The MTCs allow insurers to exclude liability to indemnify a person to the extent that civil liability or defence costs arise from dishonesty or a fraudulent act or omission "committed or condoned by that person", subject to important exceptions protecting innocent insureds. The Axis appeal examined what constitutes "condoning" dishonest conduct, in a case involving two partners, one of whom had misappropriated client funds.

The Court held that "condone" conveys "acceptance or approval" and does not require an overt act — condoning frequently occurs silently through conduct. What must be condoned is "the dishonest behaviour which formed an essential part of the chain of events which led to the claim". Condoning requires some knowledge or awareness of the behaviour, which can develop after the event, and those with a duty to act on discovering such behaviour are more likely to be found to have condoned it through inaction.

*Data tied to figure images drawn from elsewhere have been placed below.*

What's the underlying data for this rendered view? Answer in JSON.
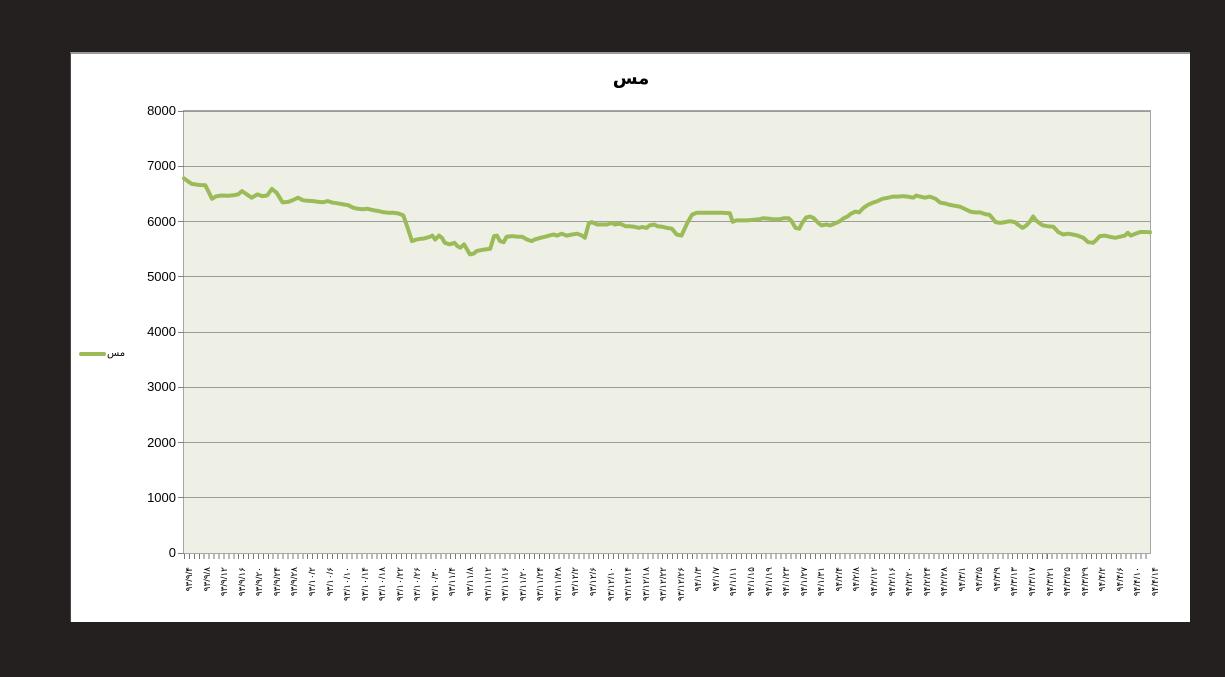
{
  "window": {
    "background_color": "#242020",
    "panel_color": "#ffffff"
  },
  "chart_data": {
    "type": "line",
    "title": "مس",
    "xlabel": "",
    "ylabel": "",
    "ylim": [
      0,
      8000
    ],
    "ytick_interval": 1000,
    "yticks": [
      "0",
      "1000",
      "2000",
      "3000",
      "4000",
      "5000",
      "6000",
      "7000",
      "8000"
    ],
    "grid": "horizontal",
    "plot_background": "#eef0e6",
    "gridline_color": "#9b9b9b",
    "legend": {
      "position": "left-middle",
      "entries": [
        {
          "label": "مس",
          "color": "#9bbb59"
        }
      ]
    },
    "x_labels": [
      "۹۳/۹/۴",
      "۹۳/۹/۸",
      "۹۳/۹/۱۲",
      "۹۳/۹/۱۶",
      "۹۳/۹/۲۰",
      "۹۳/۹/۲۴",
      "۹۳/۹/۲۸",
      "۹۳/۱۰/۲",
      "۹۳/۱۰/۶",
      "۹۳/۱۰/۱۰",
      "۹۳/۱۰/۱۴",
      "۹۳/۱۰/۱۸",
      "۹۳/۱۰/۲۲",
      "۹۳/۱۰/۲۶",
      "۹۳/۱۰/۳۰",
      "۹۳/۱۱/۴",
      "۹۳/۱۱/۸",
      "۹۳/۱۱/۱۲",
      "۹۳/۱۱/۱۶",
      "۹۳/۱۱/۲۰",
      "۹۳/۱۱/۲۴",
      "۹۳/۱۱/۲۸",
      "۹۳/۱۲/۲",
      "۹۳/۱۲/۶",
      "۹۳/۱۲/۱۰",
      "۹۳/۱۲/۱۴",
      "۹۳/۱۲/۱۸",
      "۹۳/۱۲/۲۲",
      "۹۳/۱۲/۲۶",
      "۹۴/۱/۳",
      "۹۴/۱/۷",
      "۹۴/۱/۱۱",
      "۹۴/۱/۱۵",
      "۹۴/۱/۱۹",
      "۹۴/۱/۲۳",
      "۹۴/۱/۲۷",
      "۹۴/۱/۳۱",
      "۹۴/۲/۴",
      "۹۴/۲/۸",
      "۹۴/۲/۱۲",
      "۹۴/۲/۱۶",
      "۹۴/۲/۲۰",
      "۹۴/۲/۲۴",
      "۹۴/۲/۲۸",
      "۹۴/۳/۱",
      "۹۴/۳/۵",
      "۹۴/۳/۹",
      "۹۴/۳/۱۳",
      "۹۴/۳/۱۷",
      "۹۴/۳/۲۱",
      "۹۴/۳/۲۵",
      "۹۴/۳/۲۹",
      "۹۴/۴/۲",
      "۹۴/۴/۶",
      "۹۴/۴/۱۰",
      "۹۴/۴/۱۴"
    ],
    "series": [
      {
        "name": "مس",
        "color": "#9bbb59",
        "points": [
          [
            0.0,
            6780
          ],
          [
            0.004,
            6730
          ],
          [
            0.008,
            6680
          ],
          [
            0.016,
            6660
          ],
          [
            0.022,
            6655
          ],
          [
            0.026,
            6520
          ],
          [
            0.029,
            6410
          ],
          [
            0.033,
            6455
          ],
          [
            0.039,
            6470
          ],
          [
            0.046,
            6465
          ],
          [
            0.051,
            6475
          ],
          [
            0.056,
            6490
          ],
          [
            0.06,
            6550
          ],
          [
            0.065,
            6490
          ],
          [
            0.07,
            6430
          ],
          [
            0.076,
            6490
          ],
          [
            0.081,
            6460
          ],
          [
            0.086,
            6470
          ],
          [
            0.091,
            6590
          ],
          [
            0.096,
            6520
          ],
          [
            0.102,
            6345
          ],
          [
            0.108,
            6355
          ],
          [
            0.113,
            6390
          ],
          [
            0.118,
            6430
          ],
          [
            0.123,
            6385
          ],
          [
            0.128,
            6375
          ],
          [
            0.134,
            6370
          ],
          [
            0.139,
            6355
          ],
          [
            0.144,
            6350
          ],
          [
            0.149,
            6370
          ],
          [
            0.154,
            6340
          ],
          [
            0.159,
            6330
          ],
          [
            0.165,
            6310
          ],
          [
            0.17,
            6295
          ],
          [
            0.175,
            6250
          ],
          [
            0.18,
            6230
          ],
          [
            0.185,
            6220
          ],
          [
            0.19,
            6230
          ],
          [
            0.196,
            6205
          ],
          [
            0.201,
            6190
          ],
          [
            0.206,
            6170
          ],
          [
            0.211,
            6160
          ],
          [
            0.216,
            6160
          ],
          [
            0.222,
            6145
          ],
          [
            0.227,
            6110
          ],
          [
            0.232,
            5860
          ],
          [
            0.236,
            5645
          ],
          [
            0.24,
            5670
          ],
          [
            0.244,
            5685
          ],
          [
            0.248,
            5690
          ],
          [
            0.254,
            5720
          ],
          [
            0.257,
            5745
          ],
          [
            0.26,
            5675
          ],
          [
            0.264,
            5745
          ],
          [
            0.267,
            5705
          ],
          [
            0.27,
            5615
          ],
          [
            0.275,
            5585
          ],
          [
            0.28,
            5615
          ],
          [
            0.283,
            5555
          ],
          [
            0.286,
            5525
          ],
          [
            0.29,
            5585
          ],
          [
            0.293,
            5495
          ],
          [
            0.296,
            5405
          ],
          [
            0.3,
            5420
          ],
          [
            0.303,
            5465
          ],
          [
            0.308,
            5485
          ],
          [
            0.312,
            5495
          ],
          [
            0.317,
            5505
          ],
          [
            0.321,
            5735
          ],
          [
            0.324,
            5745
          ],
          [
            0.327,
            5645
          ],
          [
            0.331,
            5625
          ],
          [
            0.334,
            5725
          ],
          [
            0.34,
            5735
          ],
          [
            0.345,
            5725
          ],
          [
            0.35,
            5725
          ],
          [
            0.355,
            5675
          ],
          [
            0.36,
            5645
          ],
          [
            0.363,
            5675
          ],
          [
            0.369,
            5705
          ],
          [
            0.374,
            5725
          ],
          [
            0.378,
            5745
          ],
          [
            0.383,
            5765
          ],
          [
            0.386,
            5745
          ],
          [
            0.391,
            5780
          ],
          [
            0.396,
            5745
          ],
          [
            0.402,
            5765
          ],
          [
            0.407,
            5780
          ],
          [
            0.412,
            5745
          ],
          [
            0.415,
            5705
          ],
          [
            0.419,
            5965
          ],
          [
            0.422,
            5990
          ],
          [
            0.428,
            5945
          ],
          [
            0.433,
            5945
          ],
          [
            0.438,
            5945
          ],
          [
            0.443,
            5975
          ],
          [
            0.446,
            5945
          ],
          [
            0.451,
            5965
          ],
          [
            0.457,
            5915
          ],
          [
            0.461,
            5915
          ],
          [
            0.466,
            5905
          ],
          [
            0.471,
            5885
          ],
          [
            0.474,
            5900
          ],
          [
            0.479,
            5885
          ],
          [
            0.482,
            5930
          ],
          [
            0.487,
            5945
          ],
          [
            0.49,
            5915
          ],
          [
            0.495,
            5905
          ],
          [
            0.5,
            5885
          ],
          [
            0.505,
            5870
          ],
          [
            0.51,
            5765
          ],
          [
            0.515,
            5745
          ],
          [
            0.521,
            5975
          ],
          [
            0.526,
            6125
          ],
          [
            0.531,
            6160
          ],
          [
            0.557,
            6160
          ],
          [
            0.565,
            6150
          ],
          [
            0.568,
            5995
          ],
          [
            0.572,
            6020
          ],
          [
            0.583,
            6020
          ],
          [
            0.59,
            6030
          ],
          [
            0.595,
            6040
          ],
          [
            0.6,
            6060
          ],
          [
            0.606,
            6050
          ],
          [
            0.611,
            6040
          ],
          [
            0.616,
            6040
          ],
          [
            0.621,
            6060
          ],
          [
            0.626,
            6060
          ],
          [
            0.629,
            6005
          ],
          [
            0.633,
            5885
          ],
          [
            0.637,
            5870
          ],
          [
            0.64,
            5975
          ],
          [
            0.644,
            6070
          ],
          [
            0.648,
            6090
          ],
          [
            0.652,
            6060
          ],
          [
            0.657,
            5965
          ],
          [
            0.66,
            5930
          ],
          [
            0.665,
            5945
          ],
          [
            0.669,
            5930
          ],
          [
            0.674,
            5965
          ],
          [
            0.679,
            6005
          ],
          [
            0.683,
            6060
          ],
          [
            0.687,
            6090
          ],
          [
            0.69,
            6135
          ],
          [
            0.695,
            6180
          ],
          [
            0.699,
            6165
          ],
          [
            0.703,
            6240
          ],
          [
            0.708,
            6300
          ],
          [
            0.713,
            6340
          ],
          [
            0.718,
            6370
          ],
          [
            0.723,
            6410
          ],
          [
            0.729,
            6430
          ],
          [
            0.734,
            6450
          ],
          [
            0.739,
            6450
          ],
          [
            0.744,
            6460
          ],
          [
            0.749,
            6450
          ],
          [
            0.755,
            6430
          ],
          [
            0.758,
            6470
          ],
          [
            0.762,
            6450
          ],
          [
            0.767,
            6430
          ],
          [
            0.772,
            6450
          ],
          [
            0.775,
            6430
          ],
          [
            0.778,
            6410
          ],
          [
            0.783,
            6340
          ],
          [
            0.788,
            6325
          ],
          [
            0.793,
            6300
          ],
          [
            0.798,
            6285
          ],
          [
            0.803,
            6270
          ],
          [
            0.808,
            6230
          ],
          [
            0.814,
            6180
          ],
          [
            0.819,
            6165
          ],
          [
            0.824,
            6165
          ],
          [
            0.829,
            6135
          ],
          [
            0.834,
            6120
          ],
          [
            0.837,
            6060
          ],
          [
            0.84,
            5990
          ],
          [
            0.845,
            5975
          ],
          [
            0.85,
            5990
          ],
          [
            0.855,
            6005
          ],
          [
            0.86,
            5990
          ],
          [
            0.863,
            5945
          ],
          [
            0.868,
            5885
          ],
          [
            0.872,
            5930
          ],
          [
            0.876,
            6005
          ],
          [
            0.879,
            6090
          ],
          [
            0.882,
            6020
          ],
          [
            0.886,
            5965
          ],
          [
            0.889,
            5930
          ],
          [
            0.894,
            5915
          ],
          [
            0.9,
            5905
          ],
          [
            0.905,
            5810
          ],
          [
            0.91,
            5765
          ],
          [
            0.915,
            5780
          ],
          [
            0.92,
            5765
          ],
          [
            0.925,
            5745
          ],
          [
            0.931,
            5705
          ],
          [
            0.936,
            5625
          ],
          [
            0.941,
            5615
          ],
          [
            0.944,
            5660
          ],
          [
            0.948,
            5735
          ],
          [
            0.953,
            5745
          ],
          [
            0.958,
            5725
          ],
          [
            0.964,
            5705
          ],
          [
            0.969,
            5725
          ],
          [
            0.974,
            5745
          ],
          [
            0.977,
            5795
          ],
          [
            0.98,
            5745
          ],
          [
            0.985,
            5780
          ],
          [
            0.99,
            5810
          ],
          [
            0.996,
            5810
          ],
          [
            1.0,
            5805
          ]
        ]
      }
    ]
  }
}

On aggregation, the Court applied AIG v Woodman [2017] UKSC 18. The MTC clause allows claims to be treated as one where they arise from similar acts or omissions in a series of related matters or transactions. The Court focused on what makes acts "similar", holding that substantial or real similarity must exist, assessed by examining the substance of each claim rather than by any formulaic test.

In Axis, although both claims involved misappropriation of client money from closely connected entities, the Court found insufficient similarity: one involved straightforward misappropriation of funds transferred for a specific purpose, the other arranging an unapproved loan and misappropriating its proceeds. Nor were the acts part of an interconnected series. The claims therefore did not aggregate.

The decision confirms that condonation and aggregation both require careful, fact-sensitive, case-by-case analysis — there is no simple binary test — but provides welcome additional guidance for those evaluating coverage.